By Sunil Garodia
First publised on 2021-04-14 06:41:44
The Supreme Court on Tuesday came down heavily on the practice of lower courts routinely staying police investigations or granting relief or protection to the accused. The court was of the opinion that courts should not do so in the initial stages of the police investigations. It should be done only in exceptional cases where it is clear that a prima facie case cannot be made out and the intention was to harass the accused. Even then, the court opined that the reasons for staying the probe should be spelt out to show application of mind by the lower court.
The court said that "an FIR is not an encyclopaedia to disclose all facts" related to the case and the police should be allowed to investigate the case to find out the truth. It also said that the police and the judiciary operate in their relevant spheres and must not tread over the other's domain. "The extraordinary and inherent powers of the court do not confer an arbitrary jurisdiction to act according to its whim or caprice", the court said, and added that courts should be cautious while interfering with criminal investigations. The court categorically said that "quashing of a complaint/FIR should be an exception rather than an ordinary rule".

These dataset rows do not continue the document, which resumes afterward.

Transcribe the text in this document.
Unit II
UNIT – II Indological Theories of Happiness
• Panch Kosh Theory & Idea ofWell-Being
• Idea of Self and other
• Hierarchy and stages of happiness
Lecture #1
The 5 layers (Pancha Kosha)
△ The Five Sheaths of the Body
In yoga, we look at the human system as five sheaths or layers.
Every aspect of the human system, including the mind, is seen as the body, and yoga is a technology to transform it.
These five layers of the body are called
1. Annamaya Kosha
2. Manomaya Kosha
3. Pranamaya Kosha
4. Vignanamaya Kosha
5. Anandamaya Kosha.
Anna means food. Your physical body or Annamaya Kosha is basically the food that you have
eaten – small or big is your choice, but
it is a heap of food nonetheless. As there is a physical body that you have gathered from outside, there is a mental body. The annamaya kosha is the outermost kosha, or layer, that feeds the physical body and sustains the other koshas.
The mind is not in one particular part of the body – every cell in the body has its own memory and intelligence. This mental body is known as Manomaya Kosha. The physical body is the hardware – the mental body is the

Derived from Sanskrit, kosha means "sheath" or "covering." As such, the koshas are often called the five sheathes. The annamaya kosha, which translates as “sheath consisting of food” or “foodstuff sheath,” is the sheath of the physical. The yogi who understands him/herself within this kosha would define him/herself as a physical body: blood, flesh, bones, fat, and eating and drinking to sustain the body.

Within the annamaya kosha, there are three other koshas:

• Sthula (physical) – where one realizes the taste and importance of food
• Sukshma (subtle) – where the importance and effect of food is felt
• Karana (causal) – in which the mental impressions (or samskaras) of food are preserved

It is good that the Supreme Court has taken cognizance of this dubious practice in lower courts. Many police investigations are scuttled as the accused manage to get a quashing or stay order from the courts. Since lower courts do this in a routine manner without spelling out the reasons, it becomes disruptive and the police are not allowed to proceed in the case. There is no doubt that many criminal cases are filed just to harass the accused and as the apex court has said, the lower courts can apply their minds and grant relief in such cases by recording the reasons.